We live in an era of unprecedented data abundance and aggregation. The sheer variety of new information available on the Internet, in databases, and from other sources has changed the way we conduct business, undertake research, and communicate. Most of the changes are positive. Yet, increased reliance upon networked data has also introduced new challenges. One serious problem we need to address is that of “dirty data”—missing or inaccurate information that resides in (and, indeed, frequently results from) the abundance and aggregation of data in our lives today.

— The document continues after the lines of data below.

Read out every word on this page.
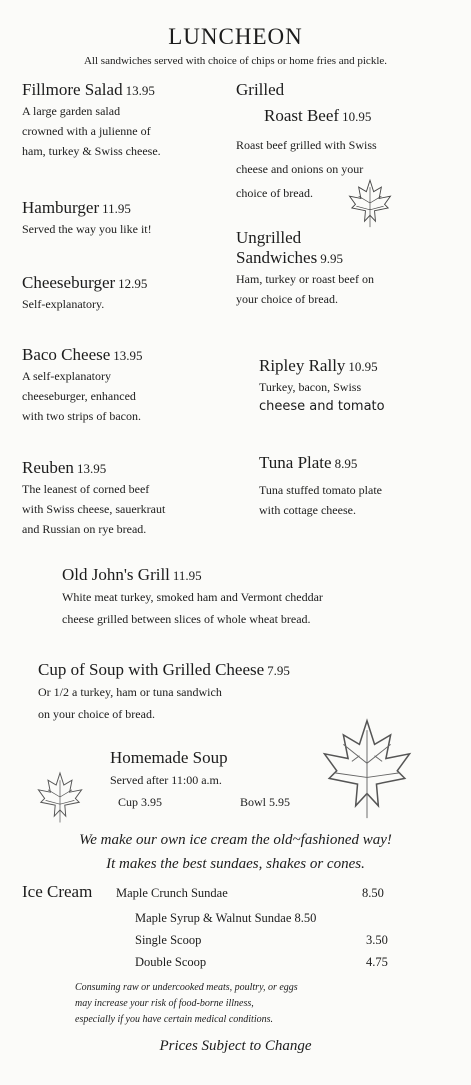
LUNCHEON
All sandwiches served with choice of chips or home fries and pickle.
Fillmore Salad 13.95
A large garden salad
crowned with a julienne of
ham, turkey & Swiss cheese.
Hamburger 11.95
Served the way you like it!
Cheeseburger 12.95
Self-explanatory.
Baco Cheese 13.95
A self-explanatory
cheeseburger, enhanced
with two strips of bacon.
Reuben 13.95
The leanest of corned beef
with Swiss cheese, sauerkraut
and Russian on rye bread.
Grilled
Roast Beef 10.95
Roast beef grilled with Swiss
cheese and onions on your
choice of bread.
Ungrilled
Sandwiches 9.95
Ham, turkey or roast beef on
your choice of bread.
Ripley Rally 10.95
Turkey, bacon, Swiss
cheese and tomato
Tuna Plate 8.95
Tuna stuffed tomato plate
with cottage cheese.
Old John's Grill 11.95
White meat turkey, smoked ham and Vermont cheddar
cheese grilled between slices of whole wheat bread.
Cup of Soup with Grilled Cheese 7.95
Or 1/2 a turkey, ham or tuna sandwich
on your choice of bread.
Homemade Soup
Served after 11:00 a.m.
Cup 3.95	Bowl 5.95
We make our own ice cream the old~fashioned way!
It makes the best sundaes, shakes or cones.
Ice Cream Maple Crunch Sundae	8.50
Maple Syrup & Walnut Sundae 8.50
Single Scoop	3.50
Double Scoop	4.75
Consuming raw or undercooked meats, poultry, or eggs
may increase your risk of food-borne illness,
especially if you have certain medical conditions.
Prices Subject to Change
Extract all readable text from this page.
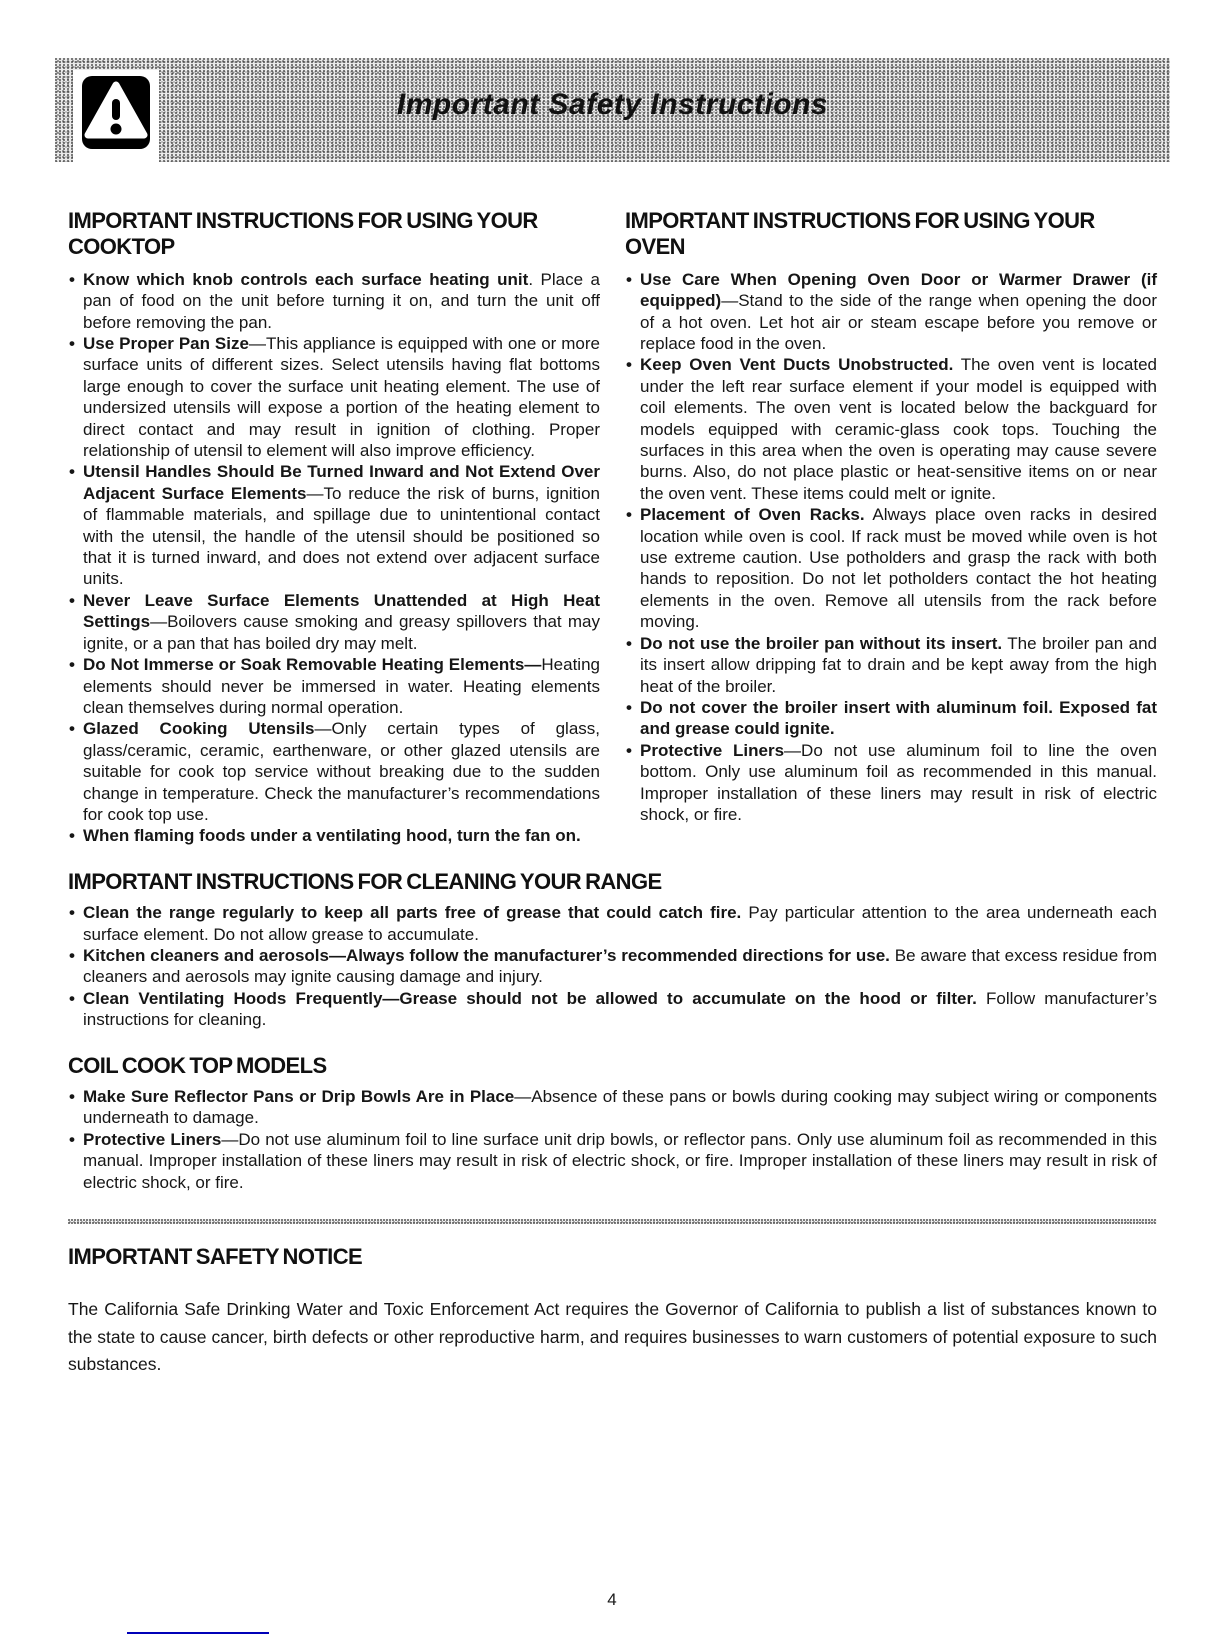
Important Safety Instructions
IMPORTANT INSTRUCTIONS FOR USING YOUR COOKTOP
• Know which knob controls each surface heating unit. Place a pan of food on the unit before turning it on, and turn the unit off before removing the pan.
• Use Proper Pan Size—This appliance is equipped with one or more surface units of different sizes. Select utensils having flat bottoms large enough to cover the surface unit heating element. The use of undersized utensils will expose a portion of the heating element to direct contact and may result in ignition of clothing. Proper relationship of utensil to element will also improve efficiency.
• Utensil Handles Should Be Turned Inward and Not Extend Over Adjacent Surface Elements—To reduce the risk of burns, ignition of flammable materials, and spillage due to unintentional contact with the utensil, the handle of the utensil should be positioned so that it is turned inward, and does not extend over adjacent surface units.
• Never Leave Surface Elements Unattended at High Heat Settings—Boilovers cause smoking and greasy spillovers that may ignite, or a pan that has boiled dry may melt.
• Do Not Immerse or Soak Removable Heating Elements—Heating elements should never be immersed in water. Heating elements clean themselves during normal operation.
• Glazed Cooking Utensils—Only certain types of glass, glass/ceramic, ceramic, earthenware, or other glazed utensils are suitable for cook top service without breaking due to the sudden change in temperature. Check the manufacturer’s recommendations for cook top use.
• When flaming foods under a ventilating hood, turn the fan on.
IMPORTANT INSTRUCTIONS FOR USING YOUR OVEN
• Use Care When Opening Oven Door or Warmer Drawer (if equipped)—Stand to the side of the range when opening the door of a hot oven. Let hot air or steam escape before you remove or replace food in the oven.
• Keep Oven Vent Ducts Unobstructed. The oven vent is located under the left rear surface element if your model is equipped with coil elements. The oven vent is located below the backguard for models equipped with ceramic-glass cook tops. Touching the surfaces in this area when the oven is operating may cause severe burns. Also, do not place plastic or heat-sensitive items on or near the oven vent. These items could melt or ignite.
• Placement of Oven Racks. Always place oven racks in desired location while oven is cool. If rack must be moved while oven is hot use extreme caution. Use potholders and grasp the rack with both hands to reposition. Do not let potholders contact the hot heating elements in the oven. Remove all utensils from the rack before moving.
• Do not use the broiler pan without its insert. The broiler pan and its insert allow dripping fat to drain and be kept away from the high heat of the broiler.
• Do not cover the broiler insert with aluminum foil. Exposed fat and grease could ignite.
• Protective Liners—Do not use aluminum foil to line the oven bottom. Only use aluminum foil as recommended in this manual. Improper installation of these liners may result in risk of electric shock, or fire.
IMPORTANT INSTRUCTIONS FOR CLEANING YOUR RANGE
• Clean the range regularly to keep all parts free of grease that could catch fire. Pay particular attention to the area underneath each surface element. Do not allow grease to accumulate.
• Kitchen cleaners and aerosols—Always follow the manufacturer’s recommended directions for use. Be aware that excess residue from cleaners and aerosols may ignite causing damage and injury.
• Clean Ventilating Hoods Frequently—Grease should not be allowed to accumulate on the hood or filter. Follow manufacturer’s instructions for cleaning.
COIL COOK TOP MODELS
• Make Sure Reflector Pans or Drip Bowls Are in Place—Absence of these pans or bowls during cooking may subject wiring or components underneath to damage.
• Protective Liners—Do not use aluminum foil to line surface unit drip bowls, or reflector pans. Only use aluminum foil as recommended in this manual. Improper installation of these liners may result in risk of electric shock, or fire. Improper installation of these liners may result in risk of electric shock, or fire.
IMPORTANT SAFETY NOTICE

The California Safe Drinking Water and Toxic Enforcement Act requires the Governor of California to publish a list of substances known to the state to cause cancer, birth defects or other reproductive harm, and requires businesses to warn customers of potential exposure to such substances.

4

Dirty data can have several pernicious effects. In particular, it:
These concerns are particularly important in the medical field, where data problems represent the dark side of the tremendous potential offered by the adoption of health IT systems. In a “networked” medical setting, dirty data not only introduces economic inefficiencies; it may also cost lives. In addition, the lack of a data quality culture may be a core deterrent for many users in adopting and using health IT today.
As various regional and affinity-based information exchange networks around the country are developing and implementing strategies and architectures to link and share patients’ data, the issue of dirty data will have to be addressed. Inaccurate patient data, especially if it affects the data fields used to establish individual patient identity through a Record Locator Service1 (RLS), may be harmful if not mitigated from the outset. Dirty patient data has, for instance, the potential to undermine the matching capabilities of an RLS or to provide for an unacceptable level of false negatives. This document considers the growing need to develop a “data quality culture” at the network level and lists possible issues and options to consider.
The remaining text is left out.